There is still room for improvement in the maximum number of plasmids that can be mixed. Currently, the number of reads returned from the Plasmidsaurus service varies widely from hundreds to thousands, depending on the quality of the sample and/or variance of nanopore flow cells. If these unstable factors decrease and, for example, results with at least 1000 reads can be obtained every time, it will be possible to mix more than 30 plasmids, because we have calculated that the minimum required number of reads is 30 per plasmid. On the other hand, it is also challenging to prepare so many different plasmids. In practice, taking fully advantage of our algorithm might involve coordination between multiple colleagues in a lab who are constructing plasmids with different expected sequences. By enabling the mixing together of even a handful of plasmids, SAVEMONEY should dramatically drive down the costs for nanopore and other long-read sequencing technologies, further democratizing these powerful techniques for whole-plasmid and other long sequencing applications.
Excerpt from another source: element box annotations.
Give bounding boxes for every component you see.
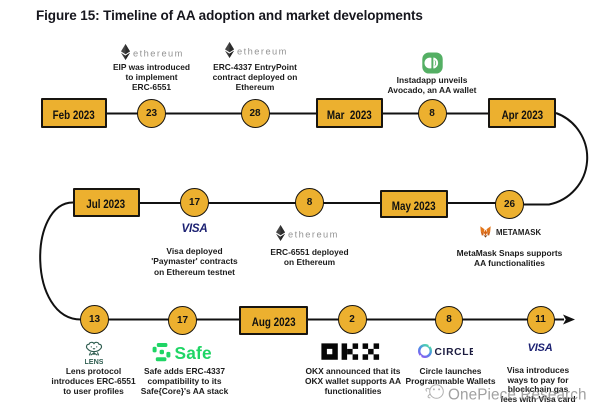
svg-text:CIRCLE: CIRCLE bbox=[435, 347, 474, 358]
svg-text:ethereum: ethereum bbox=[133, 49, 184, 59]
svg-text:Safe: Safe bbox=[175, 343, 212, 362]
svg-text:ethereum: ethereum bbox=[237, 47, 288, 57]
svg-text:METAMASK: METAMASK bbox=[496, 228, 542, 237]
svg-text:OnePiece Research: OnePiece Research bbox=[448, 386, 587, 403]
svg-text:LENS: LENS bbox=[85, 357, 103, 365]
svg-text:ethereum: ethereum bbox=[288, 230, 339, 240]
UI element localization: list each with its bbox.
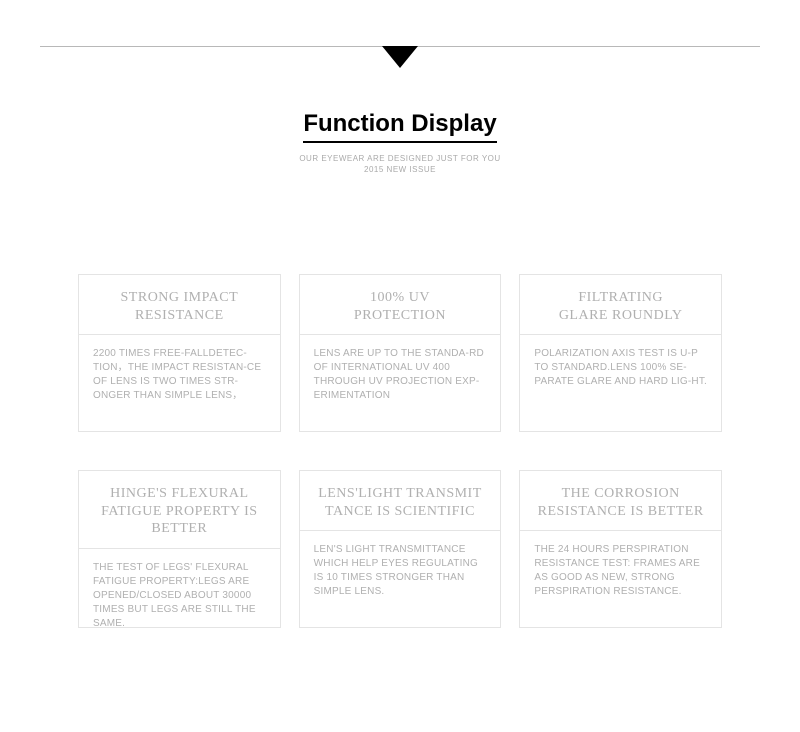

This work was supported by the National Institutes of Health (R01GM143367 to J.M.B.). M.U. was supported by an Overseas Research Fellowship from the Japan Society for the Promotion of Science and a Long-Term Fellowship from the Human Frontiers Science Program. We thank Xiaofu Cao, Shiying Huang, Po-Hsun Brian Chen, and Julia Li for providing their plasmids and sequencing data, and we thank Haiyuan Yu for helpful discussions.

Author Contributions

M.U. conceived of the idea, designed experiments, wrote all the code, and performed all experiments. M.U. and J.M.B. analyzed results and wrote the manuscript.

Declaration of Interest

The authors declare no conflicts of interest.

Data Availability

SAVEMONEY is available through Google Colaboratory ( Locally executable scripts are available on GitHub (

Materials and methods

Plasmid preparation and sequencing

All plasmids were either purchased or constructed by Gibson Assembly20 or cut and paste cloning techniques. Restriction enzyme digestion tests were performed for those constructed before submitting to sequencing. All sequencing were performed by the Plasmidsaurus service certified by Oxford Nanopore Sequencing Technology.

Software packages used in SAVEMONEY scripts

All analyses were performed by using Google Colaboratory or local environment (Python 3.10.0). The following packages were used: parasail21, kpLogo22, Numpy23, SnapGene Reader24, BioPython25, Pandas26, and Scipy27.